As I wrote this post, I was shocked to learn that Dove dark chocolate Promises [which I bought last week] have 4 strikes against them:  they contain only 60% cacao,  they contain milk fat,  they’re processed with alkali, &  they contain artificial flavor. So even though they are labeled “dark chocolate” they provide only a fraction of the health benefits found in better quality dark chocolate!
Hershey Special Dark chocolate bars [which I’ve always equated with being “real dark chocolate”, a.k.a. one step above baking chocolate] have 8 [!] strikes against them:  the first ingredient is sugar,  they contain only 45% cacao,  they contain milk fat,  they contain lactose,  they contain milk,  they contain PGPR,  they’re processed with alkali, &  they contain artificial flavor. O – M – G !!!
So if you are looking for healthy dark chocolate, there are many options in this post, like Green & Black’s, Ghirardelli, & Sharffen Berger. And the internet will steer you towards many others. The most important thing I’ve learned from this post is: ALWAYS READ THE LABELS!!! And when in doubt, visit the company’s website for additional info.

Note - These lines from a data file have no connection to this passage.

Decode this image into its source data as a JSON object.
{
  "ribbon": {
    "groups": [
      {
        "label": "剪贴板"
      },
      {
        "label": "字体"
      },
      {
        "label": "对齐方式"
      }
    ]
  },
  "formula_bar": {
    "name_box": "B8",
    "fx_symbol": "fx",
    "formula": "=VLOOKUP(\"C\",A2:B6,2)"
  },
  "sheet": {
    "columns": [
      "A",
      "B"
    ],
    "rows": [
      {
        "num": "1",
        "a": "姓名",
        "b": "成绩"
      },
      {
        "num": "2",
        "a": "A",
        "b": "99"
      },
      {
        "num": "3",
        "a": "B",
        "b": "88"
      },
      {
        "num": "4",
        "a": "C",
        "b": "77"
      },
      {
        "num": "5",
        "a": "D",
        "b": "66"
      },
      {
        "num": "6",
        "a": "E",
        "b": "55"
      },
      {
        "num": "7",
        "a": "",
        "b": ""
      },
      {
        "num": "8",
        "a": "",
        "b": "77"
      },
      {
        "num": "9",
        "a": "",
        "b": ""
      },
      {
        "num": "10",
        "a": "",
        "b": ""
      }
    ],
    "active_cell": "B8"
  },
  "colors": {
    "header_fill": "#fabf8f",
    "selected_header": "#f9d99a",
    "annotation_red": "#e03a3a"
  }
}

As I mentioned above, hubby got me Scharffen Berger artisan dark chocolate last month. I’d never heard of Scharffen Berger before. They were founded in San Francisco in 1997 and were the first chocolate maker to label their chocolate with the percentage of cacao inside. They were acquired by Hershey in 2005 but still operate as an independent company. They have very short ingredients lists and are heavenly delicious – *LIKE*!
For more information on the health benefits of good quality dark chocolate, check out the articles I’ve linked to throughout this post. Or Google it – there’s tons of information out there! I have spent over a week researching dark chocolate. The more I read, the more confused I got and the more I had to read. But it’s all good! It was such a tangled web of information that I wanted to try and share what I’ve learned with you! And if you can school me on anything I got wrong, please do so in the comments section!
I don’t know about you, but I could REALLY go for some artisan dark chocolate right now!!!